In the United States, the National Academy of Science and Engineering has recently released a report entitled "Negative Emissions Technologies and Reliable Sequestration: A research agenda" outlining, in broad terms, how the United States might move forward in this area.

A negative emission technology, as its name implies, is an enabling technology which consumes more greenhouse gases than it generates. For example, using solar energy to convert carbon dioxide to other compounds which could be stored in some fashion. The latter - storage - is the critical issue and finding reliable methods of sequestering carbon is an important component of any strategy.

The report focuses on a number of approaches, some of which are already in place and some are waiting development. They all have pluses and minuses so central to the theme is the need to consider the complete life cycle analysis.

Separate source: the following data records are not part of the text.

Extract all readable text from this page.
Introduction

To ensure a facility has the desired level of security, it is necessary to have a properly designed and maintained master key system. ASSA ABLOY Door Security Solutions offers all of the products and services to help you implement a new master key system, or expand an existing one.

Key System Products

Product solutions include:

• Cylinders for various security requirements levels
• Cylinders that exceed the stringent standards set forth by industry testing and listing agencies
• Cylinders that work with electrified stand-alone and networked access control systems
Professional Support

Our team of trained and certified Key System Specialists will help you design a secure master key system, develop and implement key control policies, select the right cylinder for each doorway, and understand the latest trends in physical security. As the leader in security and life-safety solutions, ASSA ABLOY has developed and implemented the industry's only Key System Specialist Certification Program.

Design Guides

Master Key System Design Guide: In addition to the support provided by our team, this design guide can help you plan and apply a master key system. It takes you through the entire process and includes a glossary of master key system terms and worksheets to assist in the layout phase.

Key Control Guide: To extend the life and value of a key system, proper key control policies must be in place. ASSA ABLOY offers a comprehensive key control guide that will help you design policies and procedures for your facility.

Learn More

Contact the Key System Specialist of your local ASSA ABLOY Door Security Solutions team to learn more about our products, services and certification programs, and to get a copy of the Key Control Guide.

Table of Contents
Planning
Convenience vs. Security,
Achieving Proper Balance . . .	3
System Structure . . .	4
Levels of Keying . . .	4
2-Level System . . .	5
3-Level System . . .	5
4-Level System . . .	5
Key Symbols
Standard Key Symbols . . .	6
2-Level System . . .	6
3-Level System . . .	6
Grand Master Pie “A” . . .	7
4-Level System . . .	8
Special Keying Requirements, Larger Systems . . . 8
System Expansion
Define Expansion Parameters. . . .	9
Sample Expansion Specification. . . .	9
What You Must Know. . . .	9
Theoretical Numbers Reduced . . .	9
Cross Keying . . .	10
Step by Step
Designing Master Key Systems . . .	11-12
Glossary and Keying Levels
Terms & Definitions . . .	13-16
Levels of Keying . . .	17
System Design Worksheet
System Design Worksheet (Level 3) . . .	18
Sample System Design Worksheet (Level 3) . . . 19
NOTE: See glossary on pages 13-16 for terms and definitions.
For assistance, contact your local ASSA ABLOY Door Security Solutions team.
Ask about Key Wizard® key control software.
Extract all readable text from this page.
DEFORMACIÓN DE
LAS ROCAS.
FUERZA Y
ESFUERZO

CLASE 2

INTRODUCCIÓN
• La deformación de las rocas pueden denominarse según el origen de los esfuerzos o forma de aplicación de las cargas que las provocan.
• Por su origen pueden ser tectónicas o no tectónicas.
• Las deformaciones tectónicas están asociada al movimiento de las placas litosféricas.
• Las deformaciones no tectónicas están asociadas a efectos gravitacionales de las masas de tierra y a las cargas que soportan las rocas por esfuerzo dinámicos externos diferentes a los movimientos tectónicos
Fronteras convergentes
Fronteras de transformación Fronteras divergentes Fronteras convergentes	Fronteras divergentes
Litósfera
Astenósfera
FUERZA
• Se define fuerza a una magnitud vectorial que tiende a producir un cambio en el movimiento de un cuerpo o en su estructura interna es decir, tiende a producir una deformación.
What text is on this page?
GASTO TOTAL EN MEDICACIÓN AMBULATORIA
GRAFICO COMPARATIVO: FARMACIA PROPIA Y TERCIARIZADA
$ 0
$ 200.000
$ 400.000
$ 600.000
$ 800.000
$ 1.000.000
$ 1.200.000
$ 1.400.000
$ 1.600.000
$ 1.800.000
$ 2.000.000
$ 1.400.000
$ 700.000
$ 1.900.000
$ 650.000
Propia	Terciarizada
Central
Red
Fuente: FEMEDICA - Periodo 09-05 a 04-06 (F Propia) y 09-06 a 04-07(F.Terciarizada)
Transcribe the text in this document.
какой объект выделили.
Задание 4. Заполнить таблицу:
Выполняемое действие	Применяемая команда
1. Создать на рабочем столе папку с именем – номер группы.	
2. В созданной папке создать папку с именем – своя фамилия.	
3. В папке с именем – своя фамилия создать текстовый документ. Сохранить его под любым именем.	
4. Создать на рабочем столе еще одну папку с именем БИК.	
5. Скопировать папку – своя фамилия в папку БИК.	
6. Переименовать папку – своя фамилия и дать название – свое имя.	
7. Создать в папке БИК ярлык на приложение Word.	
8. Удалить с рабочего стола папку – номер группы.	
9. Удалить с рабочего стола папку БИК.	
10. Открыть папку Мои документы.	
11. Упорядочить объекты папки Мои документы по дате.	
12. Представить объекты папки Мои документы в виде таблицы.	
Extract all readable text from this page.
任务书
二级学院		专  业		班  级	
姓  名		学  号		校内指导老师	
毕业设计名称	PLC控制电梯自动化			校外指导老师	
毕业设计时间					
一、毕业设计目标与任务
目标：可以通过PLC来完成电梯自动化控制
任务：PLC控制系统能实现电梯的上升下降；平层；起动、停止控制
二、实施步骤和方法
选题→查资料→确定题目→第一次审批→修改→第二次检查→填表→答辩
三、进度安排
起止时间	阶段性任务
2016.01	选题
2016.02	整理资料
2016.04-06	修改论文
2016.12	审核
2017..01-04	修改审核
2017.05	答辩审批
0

The simplest idea is to chemically capture carbon dioxide from the air.

This is technology we know how to do as it is used in submarines and spacecraft to keep sailors and astronauts alive. Similar approaches have been effectively utilized on some coal-fired power plants and such.

But these techniques have at least a few major drawbacks as a worldwide solution. The first is they are most effective for point sources, such as smokestacks, and not particularly cost effective for the atmosphere as a whole.

The second is that once the carbon dioxide has been captured, it needs to be desorb from the material and then disposed of in some fashion. This requires heat which, in turn, implies carbon dioxide emissions. And the gas needs to be dealt with through some form of sequestration.

While the cost isn't particularly high when attached to an industrial plant - around $50 to $100 per tonne - scrubbing the atmosphere would like cost a whole lot more - around $1,000 per tonne.

The major avenues for dealing with the gas are either burying it within basalt formations or converting various calcium- and magnesium-rich silicate minerals to carbonates through mineralization.

Burying would require compressing the carbon dioxide gas to form a super-critical liquid which is not particular difficult. The technology for doing this is used in decaffeinating coffee beans, for example. It would then involve injecting the liquid into areas in the Earth where the high pressure would be maintained by the overburden. Unfortunately, the Earth gets a lot hotter the deeper you drill which could lead to issues with the pressurized gas.

In places where this is being tried, there has been evidence of the gas re-emerging through aquifers in the surrounding land. This means the gas is only temporarily trapped.

Mineralization leads to a much longer sequestration and there is a large capacity of suitable deposits but the whole process is not yet well understood. A recent study in Science holds out some hope as it demonstrated chemical reactions can convert carbon dioxide to minerals in less than two years.

At present, we are injecting a staggering 50 billion tonnes of greenhouse gases into the atmosphere each year and of that 35 billion tonnes are carbon dioxide. That is five tonnes for every man, woman, and child on the planet. It is not sustainable and yet it will only increase as the population grows.

Carbon capture is one possible route to a solution.